Feeling fortified I head off to see Luca, the local Ironmonger , who lights up when I walk in and who flirts outrageously with me, a naughty twinkle in his beautiful brown eyes. He blushes when I gently flirt back and smiles shyly. I order some mosquito netting for my kind neighbour to put up on my windows and he tries to sell me some very smart and eye-wateringly expensive doors with integral netting, just so he can come and install them he says!!

I laugh and say I will have to do the Lottery to be able to afford them. He looks downcast but knows that I will be back when I need something. Which will be soon – as I love the way he smiles at me!!

Yesterday I decided to work outside in the open-air. We have just put up the sunshades in the garden which offer wonderful cool spots to sit in and chat. I am working with a local Surveyor as a sort of estate agency and we are just starting to put together a portfolio of properties that we have for sale. I used to be an estate agent, decades ago in London and it is interesting to note how much I remember about how to produce attractive and informative details for prospective purchasers.

 

The little cat comes and sits bedside my chair as I wrestle with the Pages programme on my iPad amidst cursing at it – for it simply won’t let me do what I want to do!! From time to time I reach down and stroke her and her quiet trusting presence calms me.
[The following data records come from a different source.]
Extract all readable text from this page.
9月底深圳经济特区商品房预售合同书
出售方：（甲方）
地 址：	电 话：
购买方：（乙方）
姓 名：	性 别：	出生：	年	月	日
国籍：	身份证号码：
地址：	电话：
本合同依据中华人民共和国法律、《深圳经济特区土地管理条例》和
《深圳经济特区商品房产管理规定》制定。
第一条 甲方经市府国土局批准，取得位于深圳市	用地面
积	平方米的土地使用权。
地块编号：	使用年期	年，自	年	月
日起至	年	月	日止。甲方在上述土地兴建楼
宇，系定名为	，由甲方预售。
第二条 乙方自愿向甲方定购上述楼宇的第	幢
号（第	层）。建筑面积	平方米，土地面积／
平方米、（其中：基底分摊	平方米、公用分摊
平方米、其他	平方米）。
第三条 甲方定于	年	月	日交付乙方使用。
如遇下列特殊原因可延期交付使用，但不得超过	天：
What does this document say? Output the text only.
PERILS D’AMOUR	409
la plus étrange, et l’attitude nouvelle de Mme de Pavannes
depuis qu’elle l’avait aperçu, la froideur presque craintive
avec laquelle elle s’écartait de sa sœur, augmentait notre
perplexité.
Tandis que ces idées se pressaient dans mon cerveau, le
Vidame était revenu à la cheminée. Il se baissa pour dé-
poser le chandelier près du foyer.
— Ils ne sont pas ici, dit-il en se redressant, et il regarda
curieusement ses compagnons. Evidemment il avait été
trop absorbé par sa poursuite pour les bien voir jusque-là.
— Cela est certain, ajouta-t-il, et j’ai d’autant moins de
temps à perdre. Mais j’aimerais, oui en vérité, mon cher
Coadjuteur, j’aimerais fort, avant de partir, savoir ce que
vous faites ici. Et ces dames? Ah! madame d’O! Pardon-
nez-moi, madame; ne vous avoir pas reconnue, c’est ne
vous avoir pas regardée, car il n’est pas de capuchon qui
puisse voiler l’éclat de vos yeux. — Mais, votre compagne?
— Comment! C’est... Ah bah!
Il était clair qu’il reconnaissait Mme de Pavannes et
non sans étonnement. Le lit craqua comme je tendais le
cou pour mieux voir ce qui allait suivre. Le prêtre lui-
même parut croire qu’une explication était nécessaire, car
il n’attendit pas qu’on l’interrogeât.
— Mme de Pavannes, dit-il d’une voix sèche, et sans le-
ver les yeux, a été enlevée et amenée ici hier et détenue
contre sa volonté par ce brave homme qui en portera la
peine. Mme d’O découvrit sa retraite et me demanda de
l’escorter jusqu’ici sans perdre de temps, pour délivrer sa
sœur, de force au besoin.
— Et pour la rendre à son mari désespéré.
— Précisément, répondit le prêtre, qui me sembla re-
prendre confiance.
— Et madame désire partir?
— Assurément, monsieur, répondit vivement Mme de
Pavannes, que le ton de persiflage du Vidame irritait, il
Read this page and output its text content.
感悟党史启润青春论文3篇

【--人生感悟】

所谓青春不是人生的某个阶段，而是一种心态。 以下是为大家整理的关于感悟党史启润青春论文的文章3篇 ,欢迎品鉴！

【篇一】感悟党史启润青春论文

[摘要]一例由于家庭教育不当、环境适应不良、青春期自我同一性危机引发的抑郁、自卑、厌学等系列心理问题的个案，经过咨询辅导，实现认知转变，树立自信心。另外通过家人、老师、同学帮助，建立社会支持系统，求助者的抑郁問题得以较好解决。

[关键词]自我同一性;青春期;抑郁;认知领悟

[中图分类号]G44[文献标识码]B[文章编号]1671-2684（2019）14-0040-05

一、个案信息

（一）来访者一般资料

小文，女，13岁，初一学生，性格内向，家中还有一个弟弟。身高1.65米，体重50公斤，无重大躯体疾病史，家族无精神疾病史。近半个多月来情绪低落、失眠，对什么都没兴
It is gorgeous sitting in the shade at a massive wooden table with enough space for me to spread out as I sort through piles of maps, plans and cadastral (land registry) extracts. Then there’s the particular torture that is looking through the photographs trying to remember which property is which – but I’m getting there!!

I’m currently trying to justice to one that we’re selling… a beautifully restored house, dating from the 1500’s and reconstructed using the local stone from an old dilapidated church. It comes with land, with incredible views and, most importantly central heating!!! For despite being hot right now, it is absolutely freezing in the winter.

That’s what I love about this area – hot in summer and cold in the winter – it’s what makes it’s people so resilient, it’s houses so characterful and the landscape so stunning. I am indeed a lucky girl!